Sentada en la terraza de un bar con una amiga charlando animadamente, empecé a escuchar un ruido desagradable y estridente. Intentaba seguir la conversación pero me veía alterada por ese sonido iterarivo que, o estaba muy cerca, o sonaba muy alto. Busqué el origen y encontré a una niña con los ojos y los dedos pegados al móvil, jugando. Miré a sus padres, no parecían notar ninguna anormalidad en ello. Entonces me dirigí a la niña y educadamente le pregunté si podía bajar el tono del teléfono. La niña no contestó, ni levantó la vista para mirarme.

Con algo más de incomodidad volví a preguntarle, esta vez esforzando el tono de voz por si no había escuchado. La niña siguió en su mundo. La madre levantó la voz y con cara de desagrado me preguntó “¿Por qué?”. “Porque molesta”, contesté.
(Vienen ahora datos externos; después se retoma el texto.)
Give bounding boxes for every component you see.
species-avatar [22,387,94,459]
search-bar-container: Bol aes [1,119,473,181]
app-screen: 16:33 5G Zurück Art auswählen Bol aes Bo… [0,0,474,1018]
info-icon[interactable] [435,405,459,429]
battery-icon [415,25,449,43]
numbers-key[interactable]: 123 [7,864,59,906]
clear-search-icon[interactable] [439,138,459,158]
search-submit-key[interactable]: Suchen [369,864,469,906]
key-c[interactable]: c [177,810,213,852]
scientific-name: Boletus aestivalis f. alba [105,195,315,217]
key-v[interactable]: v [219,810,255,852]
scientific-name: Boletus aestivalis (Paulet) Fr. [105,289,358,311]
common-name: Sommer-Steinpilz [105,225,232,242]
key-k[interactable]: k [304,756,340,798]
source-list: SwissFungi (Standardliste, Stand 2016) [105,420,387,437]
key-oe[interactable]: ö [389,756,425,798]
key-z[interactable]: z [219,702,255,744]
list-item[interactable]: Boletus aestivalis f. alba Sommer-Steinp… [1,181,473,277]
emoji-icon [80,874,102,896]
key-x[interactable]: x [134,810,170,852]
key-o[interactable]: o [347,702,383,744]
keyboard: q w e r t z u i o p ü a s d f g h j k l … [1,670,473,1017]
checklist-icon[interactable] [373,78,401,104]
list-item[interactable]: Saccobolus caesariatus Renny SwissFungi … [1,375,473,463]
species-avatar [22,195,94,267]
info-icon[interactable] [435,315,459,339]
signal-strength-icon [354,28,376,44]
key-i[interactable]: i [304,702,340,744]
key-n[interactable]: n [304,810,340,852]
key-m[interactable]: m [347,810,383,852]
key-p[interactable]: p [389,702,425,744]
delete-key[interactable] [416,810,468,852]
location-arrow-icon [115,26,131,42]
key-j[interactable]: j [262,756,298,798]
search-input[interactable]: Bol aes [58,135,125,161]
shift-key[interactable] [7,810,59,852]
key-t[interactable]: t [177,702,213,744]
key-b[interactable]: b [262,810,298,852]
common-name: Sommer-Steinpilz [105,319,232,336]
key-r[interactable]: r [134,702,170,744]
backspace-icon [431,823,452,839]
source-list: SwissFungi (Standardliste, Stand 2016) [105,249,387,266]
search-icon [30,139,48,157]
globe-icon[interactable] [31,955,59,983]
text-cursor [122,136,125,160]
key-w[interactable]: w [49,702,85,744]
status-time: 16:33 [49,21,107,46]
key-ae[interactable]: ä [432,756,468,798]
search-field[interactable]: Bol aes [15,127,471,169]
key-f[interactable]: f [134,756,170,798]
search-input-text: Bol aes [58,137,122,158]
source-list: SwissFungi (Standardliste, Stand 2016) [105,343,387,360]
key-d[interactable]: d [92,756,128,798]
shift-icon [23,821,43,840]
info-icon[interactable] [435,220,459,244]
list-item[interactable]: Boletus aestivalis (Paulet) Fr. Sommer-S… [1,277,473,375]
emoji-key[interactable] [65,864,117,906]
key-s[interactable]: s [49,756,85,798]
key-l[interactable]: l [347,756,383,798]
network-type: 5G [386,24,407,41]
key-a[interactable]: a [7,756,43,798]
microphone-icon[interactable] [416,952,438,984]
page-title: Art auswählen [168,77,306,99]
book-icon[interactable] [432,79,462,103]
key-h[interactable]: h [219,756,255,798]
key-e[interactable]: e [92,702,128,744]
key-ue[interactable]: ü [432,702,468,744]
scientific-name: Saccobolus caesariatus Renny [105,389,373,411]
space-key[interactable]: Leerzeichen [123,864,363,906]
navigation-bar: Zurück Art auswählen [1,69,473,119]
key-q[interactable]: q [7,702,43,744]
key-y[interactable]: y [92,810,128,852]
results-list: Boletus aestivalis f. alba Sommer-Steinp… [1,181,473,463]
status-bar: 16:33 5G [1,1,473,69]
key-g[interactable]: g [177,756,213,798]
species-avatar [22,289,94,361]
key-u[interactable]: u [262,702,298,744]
La madre simplemente comentó “Pues no, este es un espacio público y la niña puede hacer lo que quiera”. Y siguió con su estupendo razonamiento “¡Y si tienes que decir algo me lo dices a mí, a la niña ni mirarla, que tiene 9 años!”.

Lo que le contesté a la madre sobre la convivencia en el espacio público y la educación de sus hijos hizo, por lo menos, que la niña saliera de la órbita cósmica donde se encontraba y bajara considerablemente el volumen. Igualmente me quedé impresionada, no por la negativa de la madre, respuesta que por desgracia me resulta ya habitual en el transporte público, sino sobre todo por esa especie de abducción infantil consentida e incluso inducida ante una interpelación en el espacio común.